Nearby, Mystras was the capital of the Byzantine empire. With palaces and chapels dating from 1271 to 1460 strewn across a foothill of the Taygetos Mountains, it makes for a great wander. Monemvasia, a city on a dramatic rock islet is also well worth a visit.
Trekking Hellas (trekking.gr) offers hiking and rafting trips in the Peloponnese. For instance, a week-long self-guided trek along the 75km Menalon Trail, through river gorges, mountains and valleys, costs from €590 per person, including B&B, packed lunches, luggage transfers and maps, but not flights.
Where to stay
In Athens, Hotel Hera (herahotel.gr) has doubles for €100 B&B, and is within walking distance of the Acropolis. The iconic Grand Bretagne (grandebretagne.gr) has been the hotel of choice for dignitaries and celebrities since the 19th century, and the rooftop bar has stellar views of the Acropolis. Doubles start at €300, room only.

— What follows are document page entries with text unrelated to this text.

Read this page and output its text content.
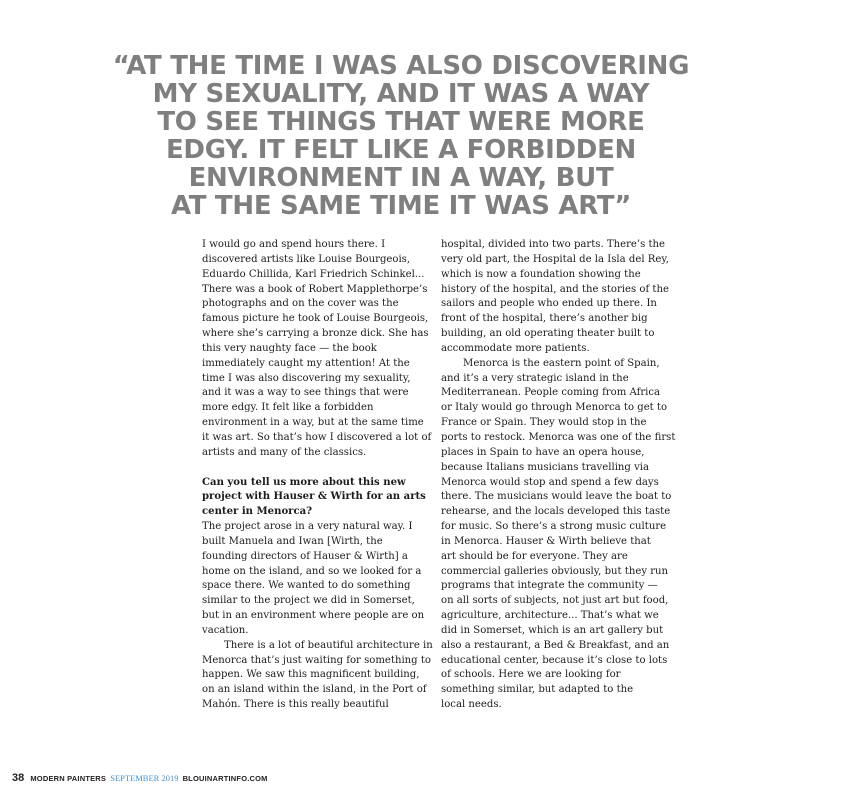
“AT THE TIME I WAS ALSO DISCOVERING
MY SEXUALITY, AND IT WAS A WAY
TO SEE THINGS THAT WERE MORE
EDGY. IT FELT LIKE A FORBIDDEN
ENVIRONMENT IN A WAY, BUT
AT THE SAME TIME IT WAS ART”
I would go and spend hours there. I
discovered artists like Louise Bourgeois,
Eduardo Chillida, Karl Friedrich Schinkel...
There was a book of Robert Mapplethorpe’s
photographs and on the cover was the
famous picture he took of Louise Bourgeois,
where she’s carrying a bronze dick. She has
this very naughty face — the book
immediately caught my attention! At the
time I was also discovering my sexuality,
and it was a way to see things that were
more edgy. It felt like a forbidden
environment in a way, but at the same time
it was art. So that’s how I discovered a lot of
artists and many of the classics.
Can you tell us more about this new
project with Hauser & Wirth for an arts
center in Menorca?
The project arose in a very natural way. I
built Manuela and Iwan [Wirth, the
founding directors of Hauser & Wirth] a
home on the island, and so we looked for a
space there. We wanted to do something
similar to the project we did in Somerset,
but in an environment where people are on
vacation.
There is a lot of beautiful architecture in
Menorca that’s just waiting for something to
happen. We saw this magnificent building,
on an island within the island, in the Port of
Mahón. There is this really beautiful
hospital, divided into two parts. There’s the
very old part, the Hospital de la Isla del Rey,
which is now a foundation showing the
history of the hospital, and the stories of the
sailors and people who ended up there. In
front of the hospital, there’s another big
building, an old operating theater built to
accommodate more patients.
Menorca is the eastern point of Spain,
and it’s a very strategic island in the
Mediterranean. People coming from Africa
or Italy would go through Menorca to get to
France or Spain. They would stop in the
ports to restock. Menorca was one of the first
places in Spain to have an opera house,
because Italians musicians travelling via
Menorca would stop and spend a few days
there. The musicians would leave the boat to
rehearse, and the locals developed this taste
for music. So there’s a strong music culture
in Menorca. Hauser & Wirth believe that
art should be for everyone. They are
commercial galleries obviously, but they run
programs that integrate the community —
on all sorts of subjects, not just art but food,
agriculture, architecture... That’s what we
did in Somerset, which is an art gallery but
also a restaurant, a Bed & Breakfast, and an
educational center, because it’s close to lots
of schools. Here we are looking for
something similar, but adapted to the
local needs.
38 MODERN PAINTERS SEPTEMBER 2019 BLOUINARTINFO.COM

Thessaloniki’s Electra Palace Hotel (electrahotels.gr) offers B&B doubles from €145, and is the city’s swankiest lodging; its grand facade arcs around Aristotelous Square, the heart of the city, rooms are lavishly kitted out, and the rooftop pool has sea views.

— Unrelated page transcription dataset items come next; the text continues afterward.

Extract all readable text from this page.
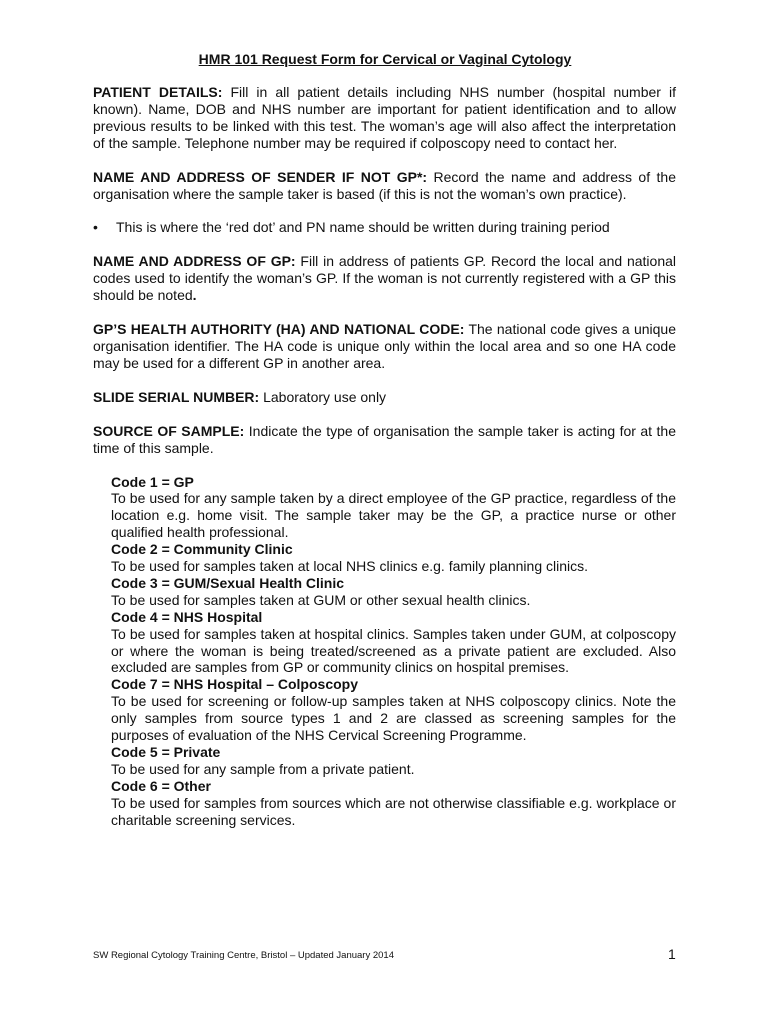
HMR 101 Request Form for Cervical or Vaginal Cytology

PATIENT DETAILS: Fill in all patient details including NHS number (hospital number if known). Name, DOB and NHS number are important for patient identification and to allow previous results to be linked with this test. The woman’s age will also affect the interpretation of the sample. Telephone number may be required if colposcopy need to contact her.

NAME AND ADDRESS OF SENDER IF NOT GP*: Record the name and address of the organisation where the sample taker is based (if this is not the woman’s own practice).

•	This is where the ‘red dot’ and PN name should be written during training period

NAME AND ADDRESS OF GP: Fill in address of patients GP. Record the local and national codes used to identify the woman’s GP. If the woman is not currently registered with a GP this should be noted.

GP’S HEALTH AUTHORITY (HA) AND NATIONAL CODE: The national code gives a unique organisation identifier. The HA code is unique only within the local area and so one HA code may be used for a different GP in another area.

SLIDE SERIAL NUMBER: Laboratory use only

SOURCE OF SAMPLE: Indicate the type of organisation the sample taker is acting for at the time of this sample.

Code 1 = GP

To be used for any sample taken by a direct employee of the GP practice, regardless of the location e.g. home visit. The sample taker may be the GP, a practice nurse or other qualified health professional.

Code 2 = Community Clinic

To be used for samples taken at local NHS clinics e.g. family planning clinics.

Code 3 = GUM/Sexual Health Clinic

To be used for samples taken at GUM or other sexual health clinics.

Code 4 = NHS Hospital

To be used for samples taken at hospital clinics. Samples taken under GUM, at colposcopy or where the woman is being treated/screened as a private patient are excluded. Also excluded are samples from GP or community clinics on hospital premises.

Code 7 = NHS Hospital – Colposcopy

To be used for screening or follow-up samples taken at NHS colposcopy clinics. Note the only samples from source types 1 and 2 are classed as screening samples for the purposes of evaluation of the NHS Cervical Screening Programme.

Code 5 = Private

To be used for any sample from a private patient.

Code 6 = Other

To be used for samples from sources which are not otherwise classifiable e.g. workplace or charitable screening services.

SW Regional Cytology Training Centre, Bristol – Updated January 2014	1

Near Meteora, Dellas Boutique Hotel (dellasboutiquehotel.com) has doubles for €62 including breakfast, and provides charm and comfort after a long day out trekking between monasteries.
In Nafplio, Amfitriti Palazzo Design Hotel (amfitriti-pension.gr), with doubles for €77 B&B, is one of the numerous excellent boutique hotel options, in the heart of the old city. Housed in a renovated neoclassical mansion, the hotel is a blend of sleek modern decor and old-world comfort.
Airlines serving Athens and Thessaloniki include easyJet (easyjet.com), British Airways (ba.com), and Aegean (aegeanair.com), which also serves Ioannina.
Tour operators to mainland greece include Sunvil (sunvil.co.uk), Olympic Holidays (olympicholidays.com) and Ramblers Worldwide Holidays (ramblersholidays.co.uk).